Will the Fed cut rates by at least 25bp before December 31, 2026?
The Condition
Strait of Hormuz commercial traffic returns to >50% of pre-crisis baseline for 7+ consecutive days before September 30, 2026
Our Ensemble Estimates
Given Hormuz reopens: Will the Fed cut rates by at least 25bp before December 31, 2026?

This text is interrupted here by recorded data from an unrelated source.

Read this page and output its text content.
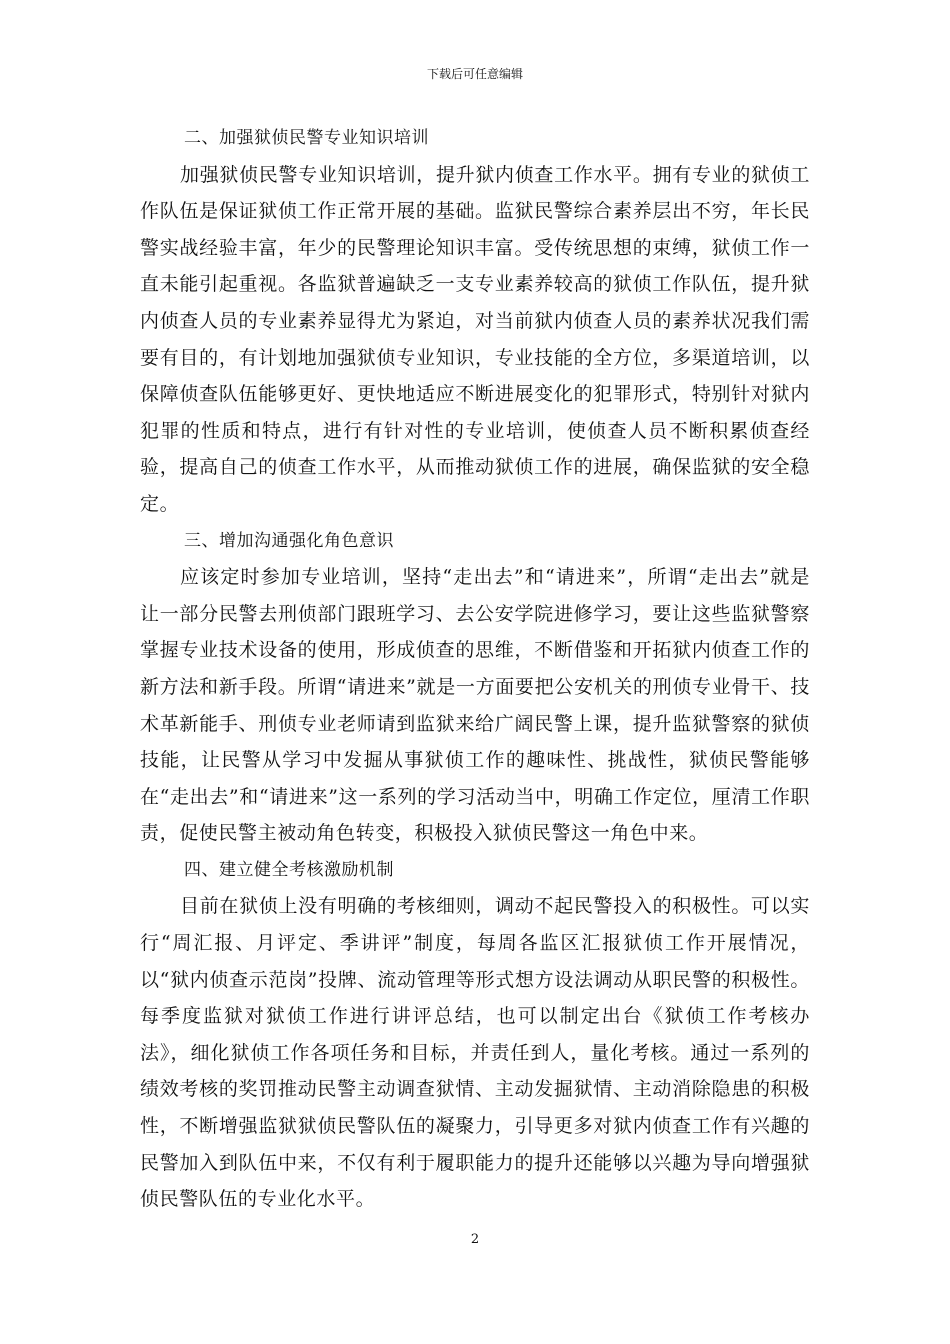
下载后可任意编辑
二、加强狱侦民警专业知识培训

加强狱侦民警专业知识培训，提升狱内侦查工作水平。拥有专业的狱侦工作队伍是保证狱侦工作正常开展的基础。监狱民警综合素养层出不穷，年长民警实战经验丰富，年少的民警理论知识丰富。受传统思想的束缚，狱侦工作一直未能引起重视。各监狱普遍缺乏一支专业素养较高的狱侦工作队伍，提升狱内侦查人员的专业素养显得尤为紧迫，对当前狱内侦查人员的素养状况我们需要有目的，有计划地加强狱侦专业知识，专业技能的全方位，多渠道培训，以保障侦查队伍能够更好、更快地适应不断进展变化的犯罪形式，特别针对狱内犯罪的性质和特点，进行有针对性的专业培训，使侦查人员不断积累侦查经验，提高自己的侦查工作水平，从而推动狱侦工作的进展，确保监狱的安全稳定。

三、增加沟通强化角色意识

应该定时参加专业培训，坚持“走出去”和“请进来”，所谓“走出去”就是让一部分民警去刑侦部门跟班学习、去公安学院进修学习，要让这些监狱警察掌握专业技术设备的使用，形成侦查的思维，不断借鉴和开拓狱内侦查工作的新方法和新手段。所谓“请进来”就是一方面要把公安机关的刑侦专业骨干、技术革新能手、刑侦专业老师请到监狱来给广阔民警上课，提升监狱警察的狱侦技能，让民警从学习中发掘从事狱侦工作的趣味性、挑战性，狱侦民警能够在“走出去”和“请进来”这一系列的学习活动当中，明确工作定位，厘清工作职责，促使民警主被动角色转变，积极投入狱侦民警这一角色中来。

四、建立健全考核激励机制

目前在狱侦上没有明确的考核细则，调动不起民警投入的积极性。可以实行“周汇报、月评定、季讲评”制度，每周各监区汇报狱侦工作开展情况，以“狱内侦查示范岗”投牌、流动管理等形式想方设法调动从职民警的积极性。每季度监狱对狱侦工作进行讲评总结，也可以制定出台《狱侦工作考核办法》，细化狱侦工作各项任务和目标，并责任到人，量化考核。通过一系列的绩效考核的奖罚推动民警主动调查狱情、主动发掘狱情、主动消除隐患的积极性，不断增强监狱狱侦民警队伍的凝聚力，引导更多对狱内侦查工作有兴趣的民警加入到队伍中来，不仅有利于履职能力的提升还能够以兴趣为导向增强狱侦民警队伍的专业化水平。

2
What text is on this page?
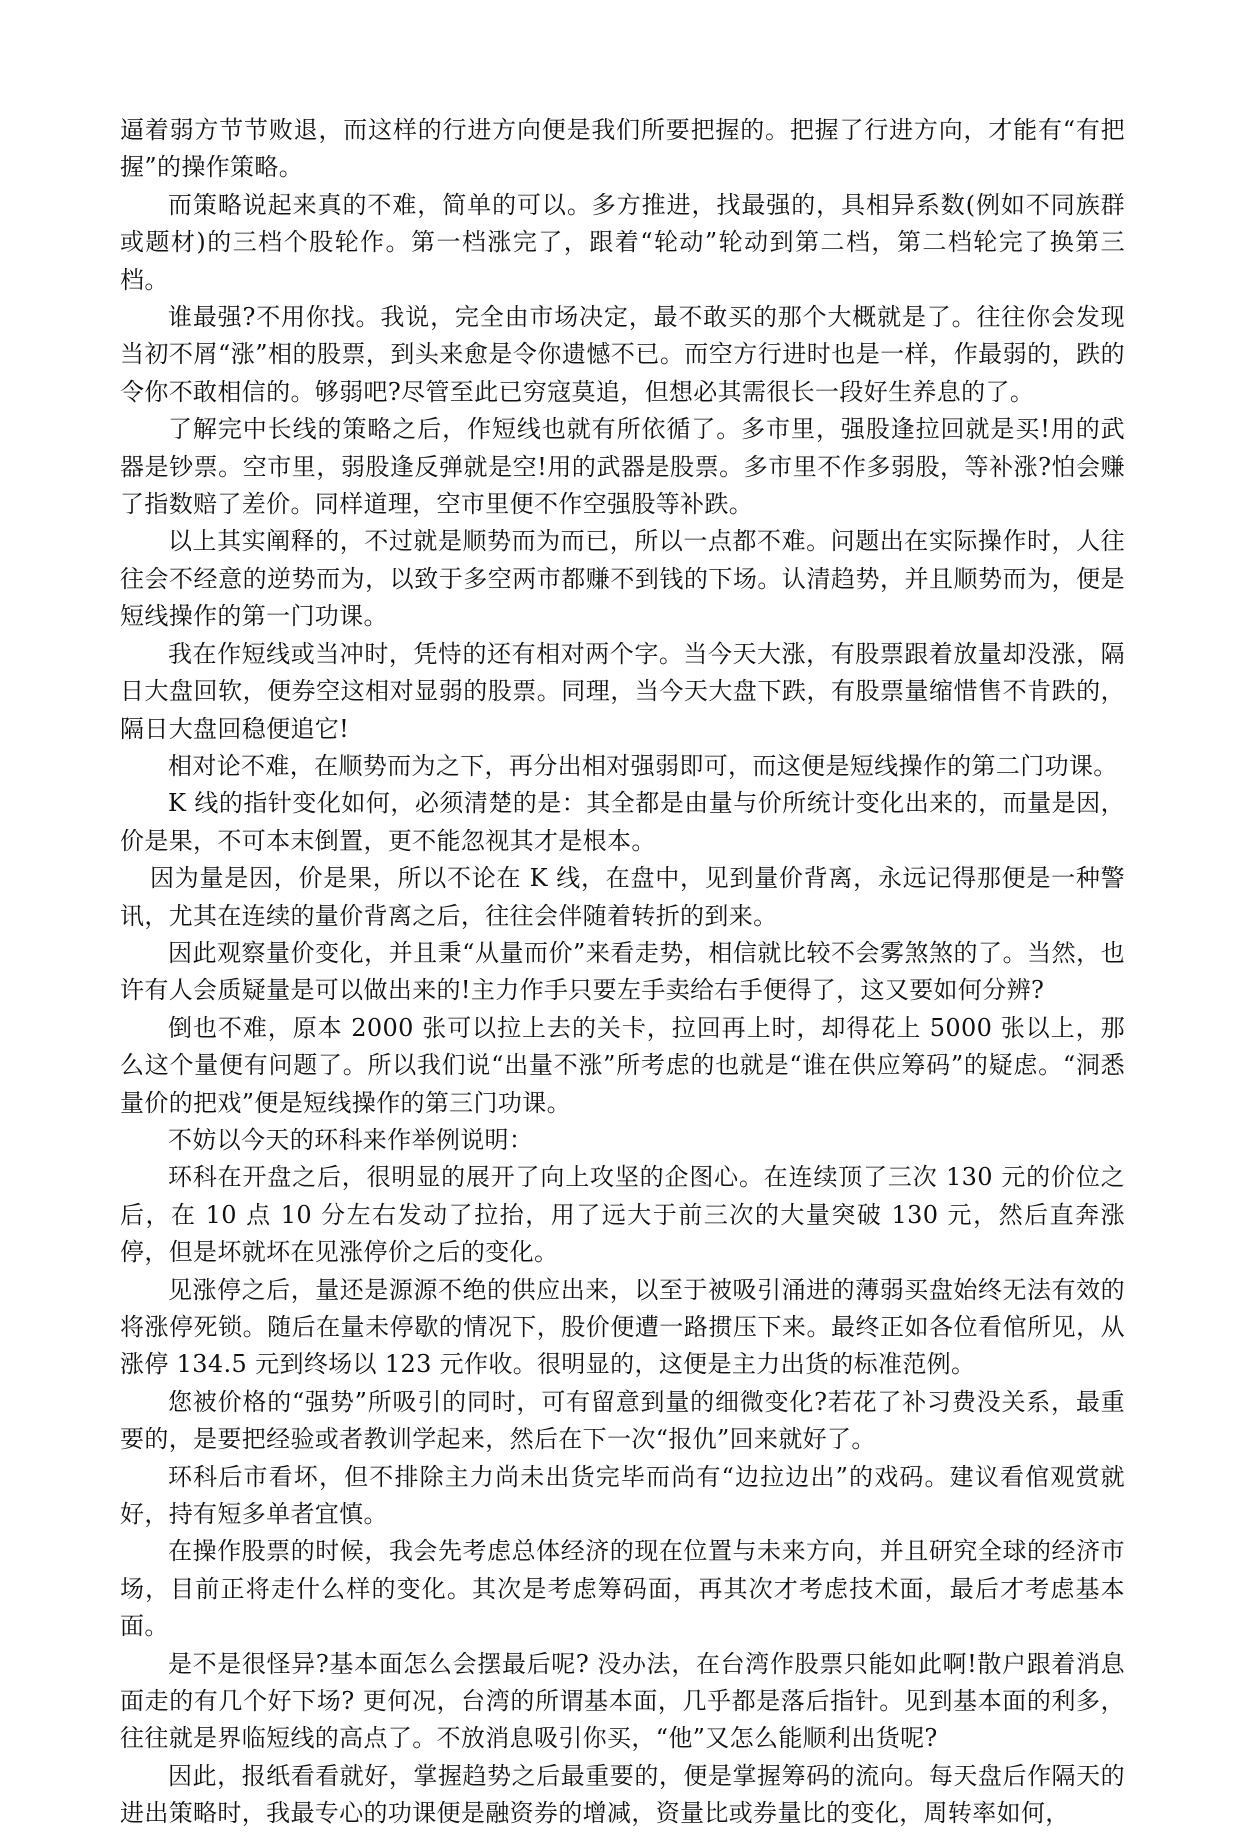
逼着弱方节节败退，而这样的行进方向便是我们所要把握的。把握了行进方向，才能有“有把握”的操作策略。

而策略说起来真的不难，简单的可以。多方推进，找最强的，具相异系数(例如不同族群或题材)的三档个股轮作。第一档涨完了，跟着“轮动”轮动到第二档，第二档轮完了换第三档。

谁最强?不用你找。我说，完全由市场决定，最不敢买的那个大概就是了。往往你会发现当初不屑“涨”相的股票，到头来愈是令你遗憾不已。而空方行进时也是一样，作最弱的，跌的令你不敢相信的。够弱吧?尽管至此已穷寇莫追，但想必其需很长一段好生养息的了。

了解完中长线的策略之后，作短线也就有所依循了。多市里，强股逢拉回就是买!用的武器是钞票。空市里，弱股逢反弹就是空!用的武器是股票。多市里不作多弱股，等补涨?怕会赚了指数赔了差价。同样道理，空市里便不作空强股等补跌。

以上其实阐释的，不过就是顺势而为而已，所以一点都不难。问题出在实际操作时，人往往会不经意的逆势而为，以致于多空两市都赚不到钱的下场。认清趋势，并且顺势而为，便是短线操作的第一门功课。

我在作短线或当冲时，凭恃的还有相对两个字。当今天大涨，有股票跟着放量却没涨，隔日大盘回软，便券空这相对显弱的股票。同理，当今天大盘下跌，有股票量缩惜售不肯跌的，隔日大盘回稳便追它!

相对论不难，在顺势而为之下，再分出相对强弱即可，而这便是短线操作的第二门功课。

K 线的指针变化如何，必须清楚的是：其全都是由量与价所统计变化出来的，而量是因，价是果，不可本末倒置，更不能忽视其才是根本。

因为量是因，价是果，所以不论在 K 线，在盘中，见到量价背离，永远记得那便是一种警讯，尤其在连续的量价背离之后，往往会伴随着转折的到来。

因此观察量价变化，并且秉“从量而价”来看走势，相信就比较不会雾煞煞的了。当然，也许有人会质疑量是可以做出来的!主力作手只要左手卖给右手便得了，这又要如何分辨?

倒也不难，原本 2000 张可以拉上去的关卡，拉回再上时，却得花上 5000 张以上，那么这个量便有问题了。所以我们说“出量不涨”所考虑的也就是“谁在供应筹码”的疑虑。“洞悉量价的把戏”便是短线操作的第三门功课。

不妨以今天的环科来作举例说明：

环科在开盘之后，很明显的展开了向上攻坚的企图心。在连续顶了三次 130 元的价位之后，在 10 点 10 分左右发动了拉抬，用了远大于前三次的大量突破 130 元，然后直奔涨停，但是坏就坏在见涨停价之后的变化。

见涨停之后，量还是源源不绝的供应出来，以至于被吸引涌进的薄弱买盘始终无法有效的将涨停死锁。随后在量未停歇的情况下，股价便遭一路掼压下来。最终正如各位看倌所见，从涨停 134.5 元到终场以 123 元作收。很明显的，这便是主力出货的标准范例。

您被价格的“强势”所吸引的同时，可有留意到量的细微变化?若花了补习费没关系，最重要的，是要把经验或者教训学起来，然后在下一次“报仇”回来就好了。

环科后市看坏，但不排除主力尚未出货完毕而尚有“边拉边出”的戏码。建议看倌观赏就好，持有短多单者宜慎。

在操作股票的时候，我会先考虑总体经济的现在位置与未来方向，并且研究全球的经济市场，目前正将走什么样的变化。其次是考虑筹码面，再其次才考虑技术面，最后才考虑基本面。

是不是很怪异?基本面怎么会摆最后呢? 没办法，在台湾作股票只能如此啊!散户跟着消息面走的有几个好下场? 更何况，台湾的所谓基本面，几乎都是落后指针。见到基本面的利多，往往就是界临短线的高点了。不放消息吸引你买，“他”又怎么能顺利出货呢?

因此，报纸看看就好，掌握趋势之后最重要的，便是掌握筹码的流向。每天盘后作隔天的进出策略时，我最专心的功课便是融资券的增减，资量比或券量比的变化，周转率如何，
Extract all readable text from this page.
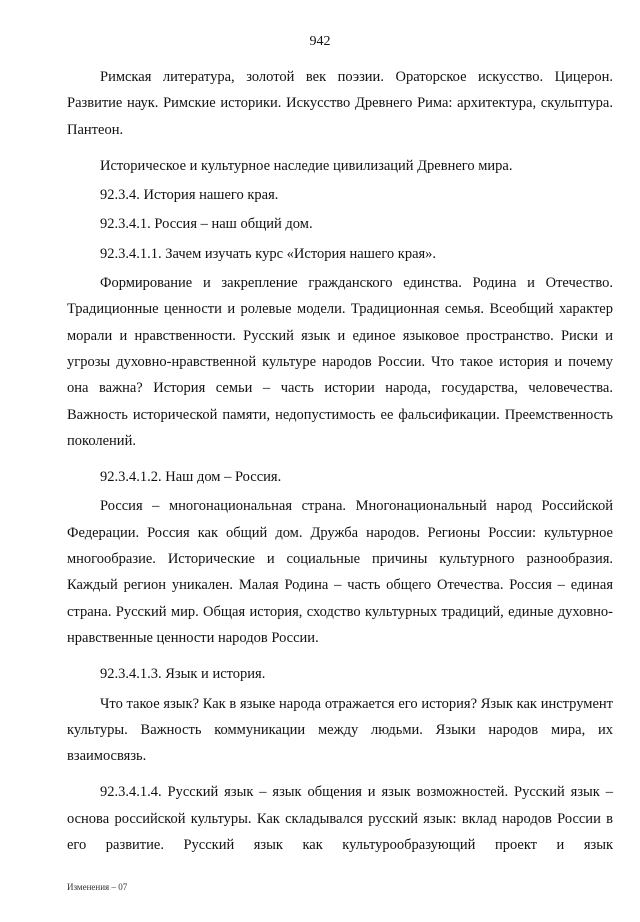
942

Римская литература, золотой век поэзии. Ораторское искусство. Цицерон. Развитие наук. Римские историки. Искусство Древнего Рима: архитектура, скульптура. Пантеон.

Историческое и культурное наследие цивилизаций Древнего мира.

92.3.4. История нашего края.

92.3.4.1. Россия – наш общий дом.

92.3.4.1.1. Зачем изучать курс «История нашего края».

Формирование и закрепление гражданского единства. Родина и Отечество. Традиционные ценности и ролевые модели. Традиционная семья. Всеобщий характер морали и нравственности. Русский язык и единое языковое пространство. Риски и угрозы духовно-нравственной культуре народов России. Что такое история и почему она важна? История семьи – часть истории народа, государства, человечества. Важность исторической памяти, недопустимость ее фальсификации. Преемственность поколений.

92.3.4.1.2. Наш дом – Россия.

Россия – многонациональная страна. Многонациональный народ Российской Федерации. Россия как общий дом. Дружба народов. Регионы России: культурное многообразие. Исторические и социальные причины культурного разнообразия. Каждый регион уникален. Малая Родина – часть общего Отечества. Россия – единая страна. Русский мир. Общая история, сходство культурных традиций, единые духовно-нравственные ценности народов России.

92.3.4.1.3. Язык и история.

Что такое язык? Как в языке народа отражается его история? Язык как инструмент культуры. Важность коммуникации между людьми. Языки народов мира, их взаимосвязь.

92.3.4.1.4. Русский язык – язык общения и язык возможностей. Русский язык – основа российской культуры. Как складывался русский язык: вклад народов России в его развитие. Русский язык как культурообразующий проект и язык

Изменения – 07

Given Hormuz stays closed: Will the Fed cut rates by at least 25bp before December 31, 2026?
Causal Effect
Hormuz reopening worth ~28pp to Fed rate cut probability (43% if reopens vs 15% if closed). Reopening removes the primary supply-driven inflation constraint, allowing the FOMC to respond to the LOOSENING labor market and MODERATING wages.
Why This Matters
Tests whether Hormuz reopening removes the supply-side inflation constraint that has frozen the Fed. The Fed faces a classic supply-shock dilemma: rate hikes would compress demand but cannot resolve supply bottlenecks, while rate cuts would stimulate demand into an already-disrupted supply chain. If Hormuz reopens, oil prices should decline substantially (compressing the $50-58/bbl risk premium), which would accelerate the ACCELERATING-to-PERSISTENT inflation downgrade already underway. With wages already moderating (AHE 3.5%, MoM 2.9%) and Michigan expectations at 3.4%, the removal of the oil supply shock could open a window for the Fed to cut by the December 2026 FOMC meeting. Financial conditions at NEUTRAL (NFCI -0.434) suggest the economy does not need emergency rate support, but the grinding stagnation pattern (6-month NFP average +15K) provides a growth-side argument for easing.
Condition Resolved
The condition was FALSE. The IF FALSE branch is now the active prediction.
Resolution Criteria
The FOMC target rate as of December 31, 2026 is at least 25 basis points below the rate as of April 4, 2026
Source Analysis
Inflation ACCELERATING but at weakest boundary — only 1 of 5 triggers firmly active (core PCE 3-month at 3.7%). Michigan 1Y expectations fell to 3.4% (contradicting de-anchoring). TIPS borderline at 2.61%. One more favorable data point justifies downgrade to PERSISTENT. Wages moderating at fastest pace since 2021 (AHE 3.5%, MoM 2.9%).